Iverkala near Kottarakara is a picturesque village but a stone's throw from the Kallada River and far away from the madding crowds, so to speak. Here, nature runs riot in all its idyllic splendour and life is as laidback, as traditional and as quaint as can be.
It comes as no surprise then that the village, its people and its customs are the main inspirations for artist Syamlal Iverkala, a native of the place. Fifteen of Syamlal's acrylic paeans on canvas to life and tradition in rural Kerala, are on display under the title of ‘Idyl' at the Shangri-lla Art Gallery in Vazhuthacaud.
“The 15 paintings can be broadly divided into two categories. One delves into the traditions and customs of life in Central Travancore and the other depicts reality within reality – the world beyond the real,” says the artist as he points out his works.
One side of the gallery is dedicated to the first mentioned set. And it can't be more different from the other, least of all in the use of colour. Sunny yellows, bold reds, radiant oranges, strong greens, bright blues and the like create a rather vibrant effect juxtaposed with easily recognisable aspects of life (or what was life) in rural Kerala, such as labourers in a paddy field, oxen, the Kuthiyottam and Ketttukazcha festival at the Chettikulangara temple, the Theyyam of the Thee Chamundi, Kathakali masks and so on.
“The choice of colours is deliberate. These are the predominant colours you would see in any village, especially during festivals,” says the artist, a graduate of the College of Fine Arts in the city, who is now an art teacher at TKM Centenary Public School, Kollam.
The second set, together subtitled as ‘In the other world' has equally beautiful colours, albeit of an entirely different palette. This time the artist finds expression with deep violets, cool blues and soothing greens.
They are colours that instantly calm the senses; again intentional says the artist for “nature gives that effect.” Here nature is represented as “super-sized” letting us know that there is something “unreal about reality” and that there are hidden depths to everything, even water-droplets and falling leaves.

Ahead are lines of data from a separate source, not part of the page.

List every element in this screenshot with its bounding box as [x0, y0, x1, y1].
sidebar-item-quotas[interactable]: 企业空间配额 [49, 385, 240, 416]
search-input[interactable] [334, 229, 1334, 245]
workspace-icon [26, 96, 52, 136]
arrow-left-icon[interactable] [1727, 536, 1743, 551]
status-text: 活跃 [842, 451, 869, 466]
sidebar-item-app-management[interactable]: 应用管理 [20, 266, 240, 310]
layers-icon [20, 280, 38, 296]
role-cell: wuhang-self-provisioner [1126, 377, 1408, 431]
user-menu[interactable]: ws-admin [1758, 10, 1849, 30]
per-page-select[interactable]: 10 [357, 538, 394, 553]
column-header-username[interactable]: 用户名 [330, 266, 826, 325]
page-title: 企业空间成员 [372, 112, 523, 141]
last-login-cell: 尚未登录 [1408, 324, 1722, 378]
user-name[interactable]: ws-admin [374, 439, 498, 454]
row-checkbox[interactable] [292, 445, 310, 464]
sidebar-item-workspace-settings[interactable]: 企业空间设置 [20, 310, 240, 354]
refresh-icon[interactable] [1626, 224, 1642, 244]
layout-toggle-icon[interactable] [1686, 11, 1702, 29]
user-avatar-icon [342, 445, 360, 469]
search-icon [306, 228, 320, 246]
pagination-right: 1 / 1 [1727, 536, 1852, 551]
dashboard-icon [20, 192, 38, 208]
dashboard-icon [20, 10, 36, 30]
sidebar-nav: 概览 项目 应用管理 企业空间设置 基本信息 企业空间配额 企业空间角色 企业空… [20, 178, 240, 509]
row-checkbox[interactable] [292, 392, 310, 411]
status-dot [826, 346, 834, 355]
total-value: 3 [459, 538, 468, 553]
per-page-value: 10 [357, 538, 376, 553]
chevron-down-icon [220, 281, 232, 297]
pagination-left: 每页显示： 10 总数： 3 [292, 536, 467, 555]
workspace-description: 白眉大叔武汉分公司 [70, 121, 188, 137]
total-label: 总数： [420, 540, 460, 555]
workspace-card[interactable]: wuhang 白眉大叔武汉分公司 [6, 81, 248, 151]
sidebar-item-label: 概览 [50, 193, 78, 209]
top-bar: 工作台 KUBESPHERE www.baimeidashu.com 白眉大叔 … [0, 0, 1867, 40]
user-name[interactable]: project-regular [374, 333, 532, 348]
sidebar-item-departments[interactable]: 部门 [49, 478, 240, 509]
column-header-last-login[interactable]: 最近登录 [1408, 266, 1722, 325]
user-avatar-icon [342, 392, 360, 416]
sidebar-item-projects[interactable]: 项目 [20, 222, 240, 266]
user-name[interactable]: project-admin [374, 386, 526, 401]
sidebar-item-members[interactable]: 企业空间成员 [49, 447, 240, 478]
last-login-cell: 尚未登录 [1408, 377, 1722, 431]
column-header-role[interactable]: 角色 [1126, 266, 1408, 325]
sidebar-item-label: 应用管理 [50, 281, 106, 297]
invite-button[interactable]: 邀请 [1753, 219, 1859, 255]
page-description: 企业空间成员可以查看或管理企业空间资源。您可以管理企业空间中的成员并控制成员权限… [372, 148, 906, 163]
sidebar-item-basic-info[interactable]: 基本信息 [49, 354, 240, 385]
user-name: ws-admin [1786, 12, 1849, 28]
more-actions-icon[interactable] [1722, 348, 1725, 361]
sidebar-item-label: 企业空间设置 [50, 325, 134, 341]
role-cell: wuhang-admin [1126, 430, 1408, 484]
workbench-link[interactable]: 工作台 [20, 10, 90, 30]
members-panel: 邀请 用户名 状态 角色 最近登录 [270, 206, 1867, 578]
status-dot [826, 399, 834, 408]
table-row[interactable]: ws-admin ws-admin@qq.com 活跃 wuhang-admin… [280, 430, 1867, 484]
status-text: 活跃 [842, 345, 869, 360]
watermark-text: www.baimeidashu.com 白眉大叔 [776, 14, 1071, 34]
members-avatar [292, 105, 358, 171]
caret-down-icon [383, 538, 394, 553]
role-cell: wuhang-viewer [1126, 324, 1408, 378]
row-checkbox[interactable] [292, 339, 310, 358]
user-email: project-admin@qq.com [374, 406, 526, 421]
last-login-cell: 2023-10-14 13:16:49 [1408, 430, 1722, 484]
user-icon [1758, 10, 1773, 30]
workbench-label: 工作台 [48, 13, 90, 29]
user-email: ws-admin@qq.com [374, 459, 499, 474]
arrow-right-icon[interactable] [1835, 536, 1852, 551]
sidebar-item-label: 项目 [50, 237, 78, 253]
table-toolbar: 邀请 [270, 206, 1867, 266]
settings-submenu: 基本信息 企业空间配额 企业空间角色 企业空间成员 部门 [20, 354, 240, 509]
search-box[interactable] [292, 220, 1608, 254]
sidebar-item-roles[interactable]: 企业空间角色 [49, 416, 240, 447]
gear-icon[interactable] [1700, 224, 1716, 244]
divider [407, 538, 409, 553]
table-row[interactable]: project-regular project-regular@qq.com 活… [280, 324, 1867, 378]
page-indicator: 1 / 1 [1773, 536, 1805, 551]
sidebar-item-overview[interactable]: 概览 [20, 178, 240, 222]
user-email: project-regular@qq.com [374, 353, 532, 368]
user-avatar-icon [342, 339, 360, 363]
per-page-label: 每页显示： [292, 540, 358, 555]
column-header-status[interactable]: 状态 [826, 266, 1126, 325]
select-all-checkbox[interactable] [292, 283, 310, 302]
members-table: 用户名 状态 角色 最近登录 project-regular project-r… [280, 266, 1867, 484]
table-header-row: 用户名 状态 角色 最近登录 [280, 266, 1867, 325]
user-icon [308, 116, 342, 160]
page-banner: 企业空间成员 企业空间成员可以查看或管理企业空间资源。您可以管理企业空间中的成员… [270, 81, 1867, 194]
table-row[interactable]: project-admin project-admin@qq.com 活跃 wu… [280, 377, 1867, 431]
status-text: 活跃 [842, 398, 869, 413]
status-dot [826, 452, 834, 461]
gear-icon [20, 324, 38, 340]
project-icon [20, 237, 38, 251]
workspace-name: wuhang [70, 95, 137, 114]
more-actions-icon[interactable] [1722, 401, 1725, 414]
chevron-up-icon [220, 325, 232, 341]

In this series one of the more arresting paintings is one of African payal (Salvinia molesta), with its pretty violet flowers that clog the waters of Kuttanad – something that the artist saw on a trip to the area.
A submerged figure holds aloft what appears to be a line of flags but what are, in fact, plastic covers that double as flags. A bird is seen pecking on the water captured in these covers.
Thus issues such as pollution, drinking water scarcity, and yes, the political heritage of the area too are highlighted. Another painting depicts fish blissfully swimming in a pond unaware of the dredging machine that can transport them into the labyrinths of another world.
An extension of this set are two vibrant geometric abstracts in blues, oranges, greens and reds on the theme of molecular life – cells, DNA and so on. “They are after all the basis of life itself,” muses the artist. The exhibition is on till August 29.